I’ve been using Audiacity for a few months now. I edited an interview, saved, closed out the file. My computer had been running slow and I restarted it at one point in the day. The next day when I opened the same file I was editing the day before, a window with above title came up saying the following:
Project check of 'jenny interview_data" folder detected 1622 missing audio data (.au) blockfile(s), probably due to a bug, system crash, or accidental deletion. There is no way for Audiacity to recover these missing files automatically.
My org’s IT tech came and checked out my hard drive and operating system, he says there may be a bug with Audiacity. I have seen in the past how if I move the data folder I won’t be able to open the file in Audiacity, but I hadn’t opened or changed anything with the jenny interview data file. In the data folder I see two folders dated of the day I was last doing editing. When I click on any one of these files, they do not open with Media Windows Player. My question is, is the missing audio data in these two folders? Can I retrieve them back into Audacity? Or have I completely lost this entire interview file?
thank you
gilbert
Tip for the future:
When you finish making an important recording (particularly an unrepeatable one) make a WAV export as a safety copy that you can go back to.
WC
I have seen in the past how if I move the data folder I won’t be able to open the file in Audiacity
You are not opening a file in Audacity. You are opening a Project.
This is a Project.

If you double click the AUP Project Manager text file, it should open the _Data folder and turn all those little AU files into your show. If you split the file and folder they will not be able to find each other and the Project will fail.
The little AU files will not open in a music player, but should open in Audacity. They should produce about 6 seconds of show sound.

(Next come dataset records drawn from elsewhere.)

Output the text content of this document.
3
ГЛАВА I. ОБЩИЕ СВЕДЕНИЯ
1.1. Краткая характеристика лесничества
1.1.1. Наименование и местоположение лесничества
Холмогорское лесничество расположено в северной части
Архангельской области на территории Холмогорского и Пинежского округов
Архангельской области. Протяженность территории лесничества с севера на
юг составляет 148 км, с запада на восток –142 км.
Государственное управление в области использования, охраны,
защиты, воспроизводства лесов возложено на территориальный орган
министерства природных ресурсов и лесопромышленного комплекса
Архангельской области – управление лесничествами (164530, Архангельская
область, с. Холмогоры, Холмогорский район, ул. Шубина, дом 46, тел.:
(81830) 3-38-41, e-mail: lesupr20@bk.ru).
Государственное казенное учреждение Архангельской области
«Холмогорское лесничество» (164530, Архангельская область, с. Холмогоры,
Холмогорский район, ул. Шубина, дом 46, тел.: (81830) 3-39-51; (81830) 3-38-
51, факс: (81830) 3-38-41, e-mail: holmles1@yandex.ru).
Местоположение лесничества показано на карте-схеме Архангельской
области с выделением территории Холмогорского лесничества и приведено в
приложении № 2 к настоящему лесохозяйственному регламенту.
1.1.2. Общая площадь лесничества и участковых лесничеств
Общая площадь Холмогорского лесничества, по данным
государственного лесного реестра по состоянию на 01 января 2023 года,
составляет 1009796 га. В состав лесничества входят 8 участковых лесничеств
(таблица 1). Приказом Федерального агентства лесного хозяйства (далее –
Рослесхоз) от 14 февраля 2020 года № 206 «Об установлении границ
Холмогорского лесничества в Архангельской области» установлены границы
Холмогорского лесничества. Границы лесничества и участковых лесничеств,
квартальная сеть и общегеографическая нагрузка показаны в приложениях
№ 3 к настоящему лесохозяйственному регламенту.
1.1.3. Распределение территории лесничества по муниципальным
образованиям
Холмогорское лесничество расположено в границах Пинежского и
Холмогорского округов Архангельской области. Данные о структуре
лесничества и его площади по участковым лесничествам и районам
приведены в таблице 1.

I completely lost this entire interview file?
The Project and interview is almost certainly lost. In the future, when the interview is over, Export it as a WAV sound file. That is your backup in case of a failure.
If you have a Really Important Interview, double record it.

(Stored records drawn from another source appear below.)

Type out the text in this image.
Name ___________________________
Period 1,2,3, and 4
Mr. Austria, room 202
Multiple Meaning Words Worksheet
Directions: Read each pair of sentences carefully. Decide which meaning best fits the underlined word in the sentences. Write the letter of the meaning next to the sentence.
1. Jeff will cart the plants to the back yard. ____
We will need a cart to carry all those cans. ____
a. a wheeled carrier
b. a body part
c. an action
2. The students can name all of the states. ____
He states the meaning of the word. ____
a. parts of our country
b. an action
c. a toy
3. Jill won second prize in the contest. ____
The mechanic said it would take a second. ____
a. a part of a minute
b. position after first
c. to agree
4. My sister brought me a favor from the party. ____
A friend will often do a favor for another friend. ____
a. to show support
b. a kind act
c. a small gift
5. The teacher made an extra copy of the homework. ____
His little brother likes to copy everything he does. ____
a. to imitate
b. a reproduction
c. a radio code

This is a broadcast radio interview I did at work. My system is Audacity on the left and the backup recorder on the right. Both recordings survived.
Your backup recording doesn’t need to be crazy complicated. You can set your cellphone recorder on the table in the middle. There’s techniques to avoid table noises, but you get the idea. Of course, you need to turn off alerts and rings.
Koz
My computer had been running slow and I restarted it at one point in the day.
Do you have any idea why it was doing that? An Audacity recording produces a blizzard of files and if there is anything odd about your setup it may have problems. Are you using cloud-based, internet, or network storage? Audacity doesn’t like that very much.
Another possibility is closing Audacity before it’s done shuffling files around.
There is a trick where you launch Audacity and save a Project immediately. From that point on, Audacity will update that Project instead of trying to perform a Project generation fresh at the end of the show.